Since the beginning of the economic downturn, forecasts on housing starts, real estate sales and remodeling have gathered like a convention of fortune tellers. But only one crystal ball is focused solely on the home improvement industry and how consumers are spending — or not spending — money on their homes.
The Home Improvement Research Institute (HIRI), headquartered in Tampa, Fla., is an independent, not-for-profit organization comprised of about 80 manufacturers, retailers, wholesalers and allied organizations in the home improvement industry. Once a month, HIRI holds its “Pulse of the Industry” webinar to provide the latest data and what implications it might have on its members. Listed below is a summary of August’s report, which bases its conclusions on statistics from various government agencies, trade groups, marketing research firms and academic think tanks. For more, visit HIRI.org.
• Low mortgage rates and strong housing affordability could boost home sales.
• Backlog of remodeling jobs, low financing costs, stronger consumer confidence and stabilizing home prices point to an uptick in remodeling. Harvard Joint Center for Housing predicts double-digit growth by the first quarter of 2013.
• Retail sales are showing good growth for 14 straight months — with the exception of June.
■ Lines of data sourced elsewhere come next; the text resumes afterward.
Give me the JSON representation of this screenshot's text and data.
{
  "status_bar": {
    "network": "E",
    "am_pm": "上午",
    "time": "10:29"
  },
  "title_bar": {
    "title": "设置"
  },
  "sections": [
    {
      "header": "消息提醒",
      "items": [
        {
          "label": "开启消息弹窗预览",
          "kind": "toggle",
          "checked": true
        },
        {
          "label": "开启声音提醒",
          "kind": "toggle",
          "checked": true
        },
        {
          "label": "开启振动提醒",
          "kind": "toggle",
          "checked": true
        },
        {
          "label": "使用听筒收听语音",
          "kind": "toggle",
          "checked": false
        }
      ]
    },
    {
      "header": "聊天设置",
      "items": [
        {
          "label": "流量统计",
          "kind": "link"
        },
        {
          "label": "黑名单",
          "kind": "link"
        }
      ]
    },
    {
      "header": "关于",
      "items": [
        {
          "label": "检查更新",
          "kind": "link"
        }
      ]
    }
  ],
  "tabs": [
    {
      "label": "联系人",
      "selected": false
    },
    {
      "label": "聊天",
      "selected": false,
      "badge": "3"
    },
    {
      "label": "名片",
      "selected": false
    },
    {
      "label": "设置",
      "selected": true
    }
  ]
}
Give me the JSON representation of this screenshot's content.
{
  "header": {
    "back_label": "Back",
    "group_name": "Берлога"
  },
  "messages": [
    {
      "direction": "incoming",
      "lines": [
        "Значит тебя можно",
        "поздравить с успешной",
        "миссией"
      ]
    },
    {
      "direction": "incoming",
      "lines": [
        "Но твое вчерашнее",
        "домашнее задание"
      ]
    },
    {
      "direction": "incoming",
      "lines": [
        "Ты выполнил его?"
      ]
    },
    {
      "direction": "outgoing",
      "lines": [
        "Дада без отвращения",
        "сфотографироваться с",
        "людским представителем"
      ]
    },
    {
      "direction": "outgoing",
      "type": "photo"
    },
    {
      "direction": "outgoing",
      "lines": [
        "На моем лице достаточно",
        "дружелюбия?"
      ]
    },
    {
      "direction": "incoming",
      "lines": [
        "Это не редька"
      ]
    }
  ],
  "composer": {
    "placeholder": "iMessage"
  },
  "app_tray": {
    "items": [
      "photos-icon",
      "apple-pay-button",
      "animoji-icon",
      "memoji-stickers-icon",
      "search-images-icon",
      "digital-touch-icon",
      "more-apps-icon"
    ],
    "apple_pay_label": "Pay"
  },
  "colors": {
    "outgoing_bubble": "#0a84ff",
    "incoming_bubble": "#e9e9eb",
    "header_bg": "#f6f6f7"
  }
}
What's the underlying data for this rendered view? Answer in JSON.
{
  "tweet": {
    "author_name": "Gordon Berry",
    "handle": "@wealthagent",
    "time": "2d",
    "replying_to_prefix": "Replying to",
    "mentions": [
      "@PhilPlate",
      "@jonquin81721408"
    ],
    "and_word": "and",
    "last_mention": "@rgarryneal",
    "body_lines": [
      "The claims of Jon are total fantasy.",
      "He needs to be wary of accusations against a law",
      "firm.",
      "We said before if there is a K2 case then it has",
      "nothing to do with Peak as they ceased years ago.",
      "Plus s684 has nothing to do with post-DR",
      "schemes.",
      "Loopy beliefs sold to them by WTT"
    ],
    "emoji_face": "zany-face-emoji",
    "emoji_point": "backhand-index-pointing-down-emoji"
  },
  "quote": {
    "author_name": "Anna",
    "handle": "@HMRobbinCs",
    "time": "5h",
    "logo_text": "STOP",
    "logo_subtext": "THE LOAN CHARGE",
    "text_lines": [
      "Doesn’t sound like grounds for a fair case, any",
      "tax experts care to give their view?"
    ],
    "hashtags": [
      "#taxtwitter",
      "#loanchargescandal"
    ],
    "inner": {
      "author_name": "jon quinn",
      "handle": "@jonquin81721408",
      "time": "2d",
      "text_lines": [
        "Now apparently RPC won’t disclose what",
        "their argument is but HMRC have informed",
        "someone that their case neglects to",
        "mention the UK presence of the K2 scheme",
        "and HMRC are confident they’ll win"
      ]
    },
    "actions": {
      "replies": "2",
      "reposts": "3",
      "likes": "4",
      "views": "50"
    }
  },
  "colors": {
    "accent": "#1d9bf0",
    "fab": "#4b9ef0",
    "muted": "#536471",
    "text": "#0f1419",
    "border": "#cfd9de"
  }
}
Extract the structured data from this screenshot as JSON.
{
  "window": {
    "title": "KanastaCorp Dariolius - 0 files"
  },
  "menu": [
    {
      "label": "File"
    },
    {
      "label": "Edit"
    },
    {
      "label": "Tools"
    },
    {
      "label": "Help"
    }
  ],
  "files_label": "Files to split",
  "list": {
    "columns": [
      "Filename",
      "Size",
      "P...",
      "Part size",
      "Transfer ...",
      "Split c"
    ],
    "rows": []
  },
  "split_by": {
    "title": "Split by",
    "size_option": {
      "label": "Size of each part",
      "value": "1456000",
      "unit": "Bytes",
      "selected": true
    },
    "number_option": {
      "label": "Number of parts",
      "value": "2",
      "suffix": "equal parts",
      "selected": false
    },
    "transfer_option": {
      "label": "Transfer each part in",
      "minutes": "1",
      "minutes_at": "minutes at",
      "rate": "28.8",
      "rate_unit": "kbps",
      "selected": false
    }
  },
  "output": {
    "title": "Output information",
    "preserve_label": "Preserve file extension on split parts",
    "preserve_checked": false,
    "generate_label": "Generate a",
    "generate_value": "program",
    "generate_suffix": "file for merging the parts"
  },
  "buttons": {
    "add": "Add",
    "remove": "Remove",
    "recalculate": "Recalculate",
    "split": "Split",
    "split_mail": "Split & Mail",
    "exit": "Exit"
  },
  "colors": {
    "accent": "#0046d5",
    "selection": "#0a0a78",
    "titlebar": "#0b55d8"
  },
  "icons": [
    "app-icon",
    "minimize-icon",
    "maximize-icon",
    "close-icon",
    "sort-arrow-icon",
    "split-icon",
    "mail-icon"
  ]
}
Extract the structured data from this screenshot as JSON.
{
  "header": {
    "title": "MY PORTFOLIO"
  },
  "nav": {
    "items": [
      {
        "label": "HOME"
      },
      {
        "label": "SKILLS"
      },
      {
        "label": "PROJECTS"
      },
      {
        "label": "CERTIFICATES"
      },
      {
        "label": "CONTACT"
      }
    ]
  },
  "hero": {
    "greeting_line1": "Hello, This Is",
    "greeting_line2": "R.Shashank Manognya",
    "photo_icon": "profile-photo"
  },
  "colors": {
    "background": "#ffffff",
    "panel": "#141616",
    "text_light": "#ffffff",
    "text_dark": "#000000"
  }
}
• Overall economic growth still at a modest pace
• Moderate rate of inflation
• Are housing prices truly stabilizing?
• Consumer confidence up one month, down the next. “Consumers are very prone to the latest headlines,” said Fred Miller, HIRI’s managing director.
• There is no end in sight for foreclosures.
• Global instability — particularity events in Europe and the Middle East — could push the U.S. economy into another recession.
• Employment is growing, but not fast enough. “It continues to have an impact on the consumer psyche,” Miller said.